La realidad es cruda: 2,279 ejecuciones políticas, 1,248 desapariciones forzadas y 3,254 chilenos y chilenas que sufrieron prisión y tortura por razones políticas. Estas son las estadísticas que deberían ser el enfoque antes de que se rasguen las vestiduras por una publicación en redes sociales.
Es comprensible que muchos no puedan volver a su pasado para ofrecer un análisis crítico y una proyección a futuro. Para hacerlo, se requieren condiciones de humanidad y dignidad que parecen faltar en quienes niegan, reivindican y evitan un análisis honesto sobre su rol en la dictadura civil-militar que asoló nuestro país.

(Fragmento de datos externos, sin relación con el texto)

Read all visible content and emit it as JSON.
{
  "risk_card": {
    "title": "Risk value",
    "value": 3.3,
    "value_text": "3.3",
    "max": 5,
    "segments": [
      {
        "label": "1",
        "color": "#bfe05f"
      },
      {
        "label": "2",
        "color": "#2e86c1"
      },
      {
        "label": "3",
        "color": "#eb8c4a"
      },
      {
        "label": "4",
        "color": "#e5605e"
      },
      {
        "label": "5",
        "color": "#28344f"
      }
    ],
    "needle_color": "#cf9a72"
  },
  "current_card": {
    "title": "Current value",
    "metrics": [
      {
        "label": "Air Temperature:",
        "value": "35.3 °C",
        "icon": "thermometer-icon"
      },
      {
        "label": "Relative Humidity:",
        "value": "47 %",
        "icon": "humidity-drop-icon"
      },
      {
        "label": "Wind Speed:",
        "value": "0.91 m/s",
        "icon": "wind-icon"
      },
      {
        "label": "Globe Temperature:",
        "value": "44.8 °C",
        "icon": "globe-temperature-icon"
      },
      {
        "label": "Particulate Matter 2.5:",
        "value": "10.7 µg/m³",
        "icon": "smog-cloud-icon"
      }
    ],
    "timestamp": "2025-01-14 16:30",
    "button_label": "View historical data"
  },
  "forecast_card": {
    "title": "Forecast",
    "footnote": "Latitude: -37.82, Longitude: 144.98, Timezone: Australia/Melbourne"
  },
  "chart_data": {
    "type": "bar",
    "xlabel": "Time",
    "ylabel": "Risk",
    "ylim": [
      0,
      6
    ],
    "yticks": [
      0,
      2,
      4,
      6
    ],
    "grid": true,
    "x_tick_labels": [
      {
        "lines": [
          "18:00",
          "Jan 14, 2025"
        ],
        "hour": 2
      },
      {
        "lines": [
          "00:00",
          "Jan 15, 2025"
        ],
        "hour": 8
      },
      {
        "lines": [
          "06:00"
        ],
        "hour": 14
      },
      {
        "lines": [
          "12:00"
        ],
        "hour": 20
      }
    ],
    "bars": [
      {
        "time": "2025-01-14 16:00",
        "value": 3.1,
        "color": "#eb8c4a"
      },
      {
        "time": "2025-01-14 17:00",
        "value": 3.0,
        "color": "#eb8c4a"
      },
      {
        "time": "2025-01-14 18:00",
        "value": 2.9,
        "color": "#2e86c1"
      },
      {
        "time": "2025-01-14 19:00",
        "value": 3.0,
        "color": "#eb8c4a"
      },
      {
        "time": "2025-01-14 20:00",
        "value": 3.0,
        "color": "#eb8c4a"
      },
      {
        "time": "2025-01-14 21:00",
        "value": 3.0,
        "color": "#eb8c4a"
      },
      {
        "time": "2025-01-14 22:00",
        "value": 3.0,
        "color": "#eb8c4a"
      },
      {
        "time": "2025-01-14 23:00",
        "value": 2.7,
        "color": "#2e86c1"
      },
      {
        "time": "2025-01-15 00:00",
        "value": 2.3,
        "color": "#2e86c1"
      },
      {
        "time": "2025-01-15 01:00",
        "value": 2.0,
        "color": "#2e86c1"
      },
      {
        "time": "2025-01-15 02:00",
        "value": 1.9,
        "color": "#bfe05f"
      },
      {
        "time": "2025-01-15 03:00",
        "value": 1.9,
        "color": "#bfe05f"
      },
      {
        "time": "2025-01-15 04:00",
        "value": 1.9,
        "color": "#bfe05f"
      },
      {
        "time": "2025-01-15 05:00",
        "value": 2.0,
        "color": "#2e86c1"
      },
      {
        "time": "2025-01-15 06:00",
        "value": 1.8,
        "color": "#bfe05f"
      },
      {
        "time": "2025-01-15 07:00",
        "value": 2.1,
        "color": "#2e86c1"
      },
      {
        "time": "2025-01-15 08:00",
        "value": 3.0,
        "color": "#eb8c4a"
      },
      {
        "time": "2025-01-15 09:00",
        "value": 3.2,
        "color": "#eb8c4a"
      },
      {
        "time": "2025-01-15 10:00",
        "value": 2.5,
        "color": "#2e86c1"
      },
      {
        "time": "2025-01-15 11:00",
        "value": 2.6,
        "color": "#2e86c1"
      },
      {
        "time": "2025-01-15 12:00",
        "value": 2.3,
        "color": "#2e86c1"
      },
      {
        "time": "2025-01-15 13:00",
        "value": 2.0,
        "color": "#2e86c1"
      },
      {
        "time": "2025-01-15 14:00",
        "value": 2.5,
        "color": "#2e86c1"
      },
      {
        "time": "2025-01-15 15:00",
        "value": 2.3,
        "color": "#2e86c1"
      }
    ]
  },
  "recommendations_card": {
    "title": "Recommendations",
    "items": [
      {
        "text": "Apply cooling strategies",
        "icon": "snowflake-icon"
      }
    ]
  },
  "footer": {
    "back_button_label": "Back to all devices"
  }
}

Reconozco la importancia de criticar los procesos históricos y teóricos de la izquierda chilena, pero resulta una ofensa a la inteligencia de los chilenos y chilenas, un agravio a quienes sobrevivieron al horror, un insulto a la memoria de quienes seguimos buscando respuestas, y un desdén hacia aquellos que reconstruyeron sus vidas sin anhelar venganza, levantando la voz en búsqueda de justicia. Esta controversia artificial oculta la incapacidad de abrazar la democracia como la base fundamental para la política.
Recientemente, nos sorprendió que la “derecha democrática”, con E. Matthei como candidata, afirmara abiertamente que el golpe militar era necesario o que las muertes, desapariciones y torturas eran inevitables. No es la historia de la izquierda chilena la que está manchada con sangre.
¿Era realmente un objetivo militar la detención y desaparición de Michelle Peña, una mujer embarazada de 8 meses que llegó con su familia buscando un futuro lejos de la dictadura de Franco? ¿Fue inevitable la muerte y desaparición de 190 niños y adolescentes en Chile? Este genocidio debería motivar a la juventud de la derecha chilena a cuestionar y exigir claridad sobre la verdad y un posicionamiento firme a favor de la democracia.
Entiendo que para algunos es complicado hablar de nuestra historia y nuestras heridas; es difícil que el verdugo y el cómplice asuman la responsabilidad de sus acciones u omisiones. Sin embargo, tengo la esperanza de que las juventudes asuman la responsabilidad necesaria para construir nuevos horizontes en nuestra sociedad con el mismo ímpetu que demuestran al salir de Plaza Italia.
Estoy convencido de que la situación no es la misma en los barrios del resto de Chile; la retórica que utilizan para evadir responsabilidades no resuena en la juventud democrática. No necesitamos informes para saber que nuestros vecinos, familiares y amigos no fueron pérdidas inevitables. El cinismo no nos engaña: conocemos nuestra historia.
Supongo que estas manifestaciones que fomentan la polarización son la única manera de evitar asumir responsabilidades y de burlar la memoria. Les doy el beneficio de la duda, con la esperanza de que buscan olvidar y no repetir los errores del pasado. Pero este beneficio es limitado; el resto deben ganárselo a través de una práctica política constante.
La política no puede convertirse en una batalla de símbolos vacíos, donde la retórica se utiliza como un velo para evadir las responsabilidades actuales. Lo que exigimos —lo que merecen las víctimas— no es una disputa de relatos, sino la firme convicción de que nunca más se justificará la violencia estatal, ni se blanqueará la desaparición forzada, ni será aceptable llamar ‘inevitables’ a los asesinatos de inocentes.
A las juventudes que hoy debaten con fervor, les digo: el verdadero reto no radica en quién lanza la acusación más aguda, sino en quién puede mirar al pasado con valentía para construir un futuro donde la democracia no sea solo una palabra, sino un compromiso inquebrantable con la verdad, la justicia y la dignidad de todos. Los crímenes de la dictadura no fueron ‘errores’ ni ‘excesos’; fueron el resultado de una maquinaria diseñada para destruir vidas. Mientras algunos sigan negándolo, nuestra misión será recordar, sin cesar y sin concesiones, que en Chile no puede haber reconciliación sin memoria, ni paz sin justicia.